I can envision LLM corps building tools to combat this, devolving into an arms race much like today's battles against spam bots. AI is as much at the mercy of humans, as much as we are potentially of it. Without symbiosis, and thoughtfulness, it just isn't going to work.
Even AI can't predict the future
The toxic relationship between platforms like Microsoft Copilot, Google Bard, and OpenAI's models is probably going to be an ongoing subject of controversy and discussion into 2024 and beyond. As with any new ground-breaking tech, like the internet before it, and the internal combustion engine before that, LLMs have the potential to utterly upend and unmake entire industries.
We've seen predictions that AI could impact or reduce anywhere up to 40 per cent of all job roles and widen global inequality, which is already creating a storm of political instability.
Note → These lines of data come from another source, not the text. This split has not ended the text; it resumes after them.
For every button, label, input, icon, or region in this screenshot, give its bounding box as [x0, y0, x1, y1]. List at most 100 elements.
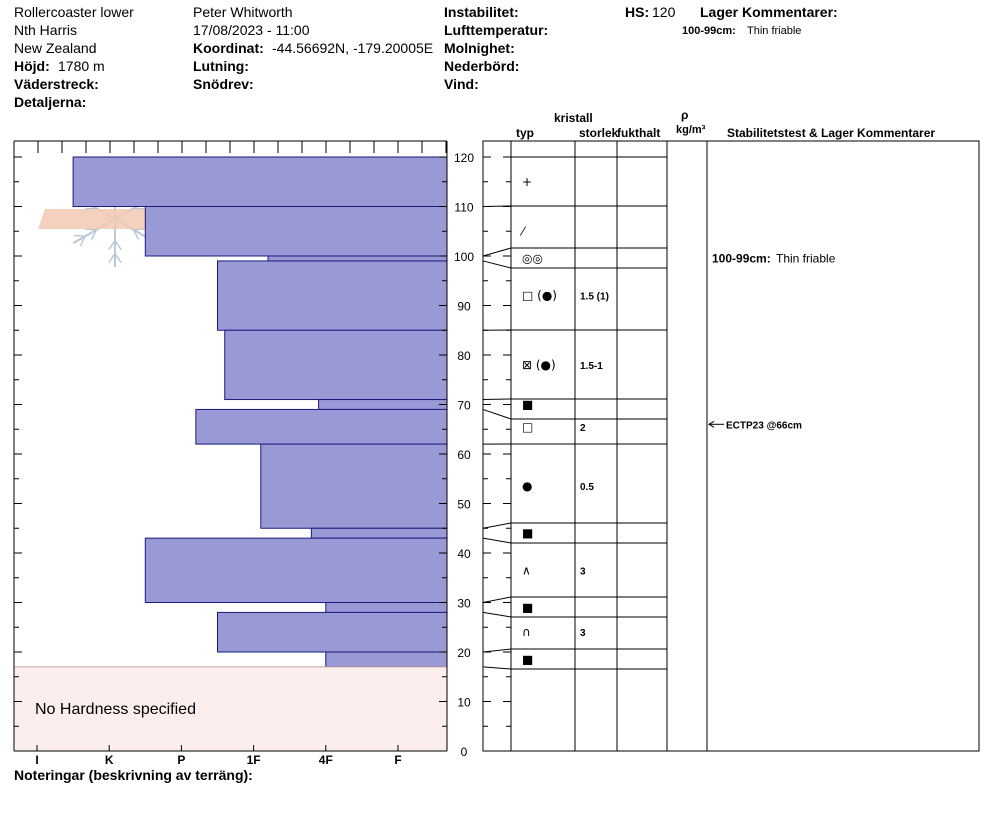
layer-boundary-8	[482, 537, 667, 544]
stability-comment-depth: 100-99cm:	[712, 251, 771, 265]
layer-comment-text: Thin friable	[747, 25, 802, 37]
crystal-size-11: 3	[580, 628, 586, 639]
crystal-symbol-10: ■	[522, 600, 533, 614]
stability-arrow-icon-0	[708, 420, 715, 428]
hardness-bar-6	[195, 408, 448, 445]
crystal-header: kristall	[554, 111, 593, 125]
crystal-size-6: 2	[580, 423, 586, 434]
hardness-label-2: P	[177, 753, 185, 767]
layer-boundary-12	[482, 666, 667, 670]
crystal-symbol-3: □ (●)	[522, 289, 557, 303]
crystal-symbol-4: ⊠ (●)	[522, 358, 556, 372]
precip-label: Nederbörd:	[444, 58, 520, 74]
hardness-label-4: 4F	[319, 753, 333, 767]
hardness-label-1: K	[105, 753, 114, 767]
stability-comment-text: Thin friable	[776, 251, 836, 265]
instability-label: Instabilitet:	[444, 4, 519, 20]
crystal-symbol-1: ⁄	[519, 224, 527, 238]
elevation-label: Höjd:	[14, 58, 50, 74]
layer-comment-depth: 100-99cm:	[682, 25, 736, 37]
no-hardness-text: No Hardness specified	[35, 701, 196, 718]
layer-boundary-1	[482, 247, 667, 257]
hardness-bar-5	[318, 399, 448, 410]
layer-boundary-0	[482, 205, 667, 207]
elevation-value: 1780 m	[58, 58, 105, 74]
crystal-size-9: 3	[580, 566, 586, 577]
depth-label-90: 90	[457, 300, 471, 314]
hardness-bar-11	[217, 611, 448, 653]
depth-label-50: 50	[457, 498, 471, 512]
type-header: typ	[516, 126, 534, 140]
coordinate-value: -44.56692N, -179.20005E	[272, 40, 434, 56]
crystal-symbol-11: ∩	[522, 625, 531, 639]
range-name: Nth Harris	[14, 22, 78, 38]
hardness-label-0: I	[35, 753, 38, 767]
hardness-label-5: F	[394, 753, 401, 767]
stability-test-label-0: ECTP23 @66cm	[726, 420, 802, 431]
observer-name: Peter Whitworth	[193, 4, 293, 20]
hardness-bar-12	[325, 651, 448, 668]
hardness-bar-4	[224, 329, 448, 401]
hardness-bar-7	[260, 443, 448, 529]
crystal-symbol-8: ■	[522, 526, 533, 540]
hs-label: HS:	[625, 4, 650, 20]
layer-boundary-9	[482, 596, 667, 603]
hardness-bar-0	[72, 156, 448, 207]
hardness-bar-10	[325, 602, 448, 613]
crystal-symbol-12: ■	[522, 652, 533, 666]
hardness-bar-2	[267, 255, 448, 262]
hardness-bar-8	[310, 527, 448, 539]
depth-label-60: 60	[457, 448, 471, 462]
layer-boundary-2	[482, 260, 667, 269]
hardness-label-3: 1F	[247, 753, 261, 767]
depth-label-120: 120	[454, 151, 474, 165]
depth-label-110: 110	[454, 201, 473, 215]
location-name: Rollercoaster lower	[14, 4, 134, 20]
crystal-symbol-5: ■	[522, 398, 533, 412]
layer-table-frame	[482, 140, 980, 752]
depth-label-20: 20	[457, 646, 471, 660]
depth-label-10: 10	[457, 696, 471, 710]
depth-label-0: 0	[461, 745, 468, 759]
depth-label-30: 30	[457, 597, 471, 611]
notes-label: Noteringar (beskrivning av terräng):	[14, 767, 253, 783]
crystal-symbol-6: □	[522, 420, 533, 434]
layer-boundary-11	[482, 648, 667, 653]
layer-boundary-7	[482, 522, 667, 529]
country-name: New Zealand	[14, 40, 97, 56]
depth-label-80: 80	[457, 349, 471, 363]
crystal-symbol-0: +	[522, 175, 532, 189]
aspect-label: Väderstreck:	[14, 76, 99, 92]
wind-loading-label: Snödrev:	[193, 76, 254, 92]
hs-value: 120	[652, 4, 676, 20]
hardness-bar-9	[144, 537, 448, 604]
crystal-size-7: 0.5	[580, 482, 594, 493]
observation-datetime: 17/08/2023 - 11:00	[193, 22, 310, 38]
depth-label-70: 70	[457, 399, 471, 413]
crystal-size-3: 1.5 (1)	[580, 292, 609, 303]
wind-label: Vind:	[444, 76, 479, 92]
depth-label-100: 100	[454, 250, 474, 264]
details-label: Detaljerna:	[14, 94, 87, 110]
density-unit-header: kg/m³	[676, 124, 706, 136]
hardness-bar-3	[217, 260, 448, 331]
depth-label-40: 40	[457, 547, 471, 561]
crystal-symbol-9: ∧	[522, 563, 531, 577]
layer-boundary-10	[482, 611, 667, 618]
layer-comments-label: Lager Kommentarer:	[700, 4, 838, 20]
layer-boundary-4	[482, 398, 667, 401]
stability-header: Stabilitetstest & Lager Kommentarer	[727, 126, 936, 140]
slope-label: Lutning:	[193, 58, 249, 74]
crystal-size-4: 1.5-1	[580, 361, 603, 372]
crystal-symbol-7: ●	[522, 479, 532, 493]
moisture-header: fukthalt	[617, 126, 661, 140]
coordinate-label: Koordinat:	[193, 40, 264, 56]
layer-boundary-5	[482, 408, 667, 420]
crystal-symbol-2: ◎◎	[522, 251, 543, 265]
air-temp-label: Lufttemperatur:	[444, 22, 549, 38]
sky-label: Molnighet:	[444, 40, 515, 56]
rho-header: ρ	[681, 108, 689, 122]
size-header: storlek	[579, 126, 619, 140]
hardness-bar-1	[144, 206, 448, 257]
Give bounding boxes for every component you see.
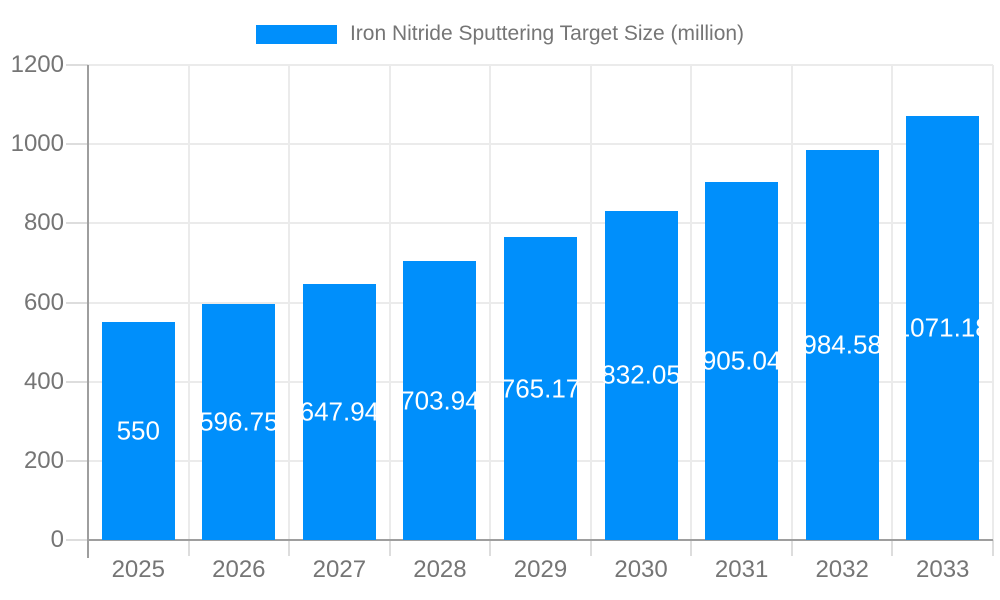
y-axis-tick xyxy=(66,539,88,541)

It goes beyond model collapse at that point — how can you hope to profit in an AI-induced economic depression, where you've created the conditions for a collapse in purchasing power?
We've already seen how AI can be abused to produce fake news and influence public opinion from hostile state actors at scale, and obfuscate scientific discourse with emotionally-charged, contrarian propaganda. We've already seen the shoots of job losses as a direct result of AI, and how OpenAI is now rushing to work with the United States military, after previously pledging not to do so. Meta's Mark Zuckerberg even stated this week that he wants to create an open sourced AGI that anyone can use — which I'm sure won't be abused in any way.
RELATED: Will Microsoft force OEMs to add 16GB RAM to AI Windows PCs?
While there's plenty of doom and gloom about how AI is going to exacerbate the world's ills, there are undeniably positive aspects to consider as well. AI is being used to add rapidity to time-intensive scientific tasks, such as aiding in the discovery of new molecules for medicinal purposes, and new materials for batteries and the like. It can turbo charge learning, explain complex concepts in a bespoke way befitting of the use. The most idealistic vision for AI is that it will support and aid human work — as a copilot, rather than a replacement.
Nobody can really predict what the future holds, but it's difficult to be optimistic. OpenAI, Google, and Microsoft have rushed head long into figuring out ways to make a quick buck on LLMs, without broad and visible consideration for the vast potential for negative outcomes these models have. AI ironically depends on human input to function. Without proper forethought for how its models may create harm, and without fostering a healthy relationship with the human creators they rely upon, the corps may be sitting on a timebomb primed to blow up in their own faces.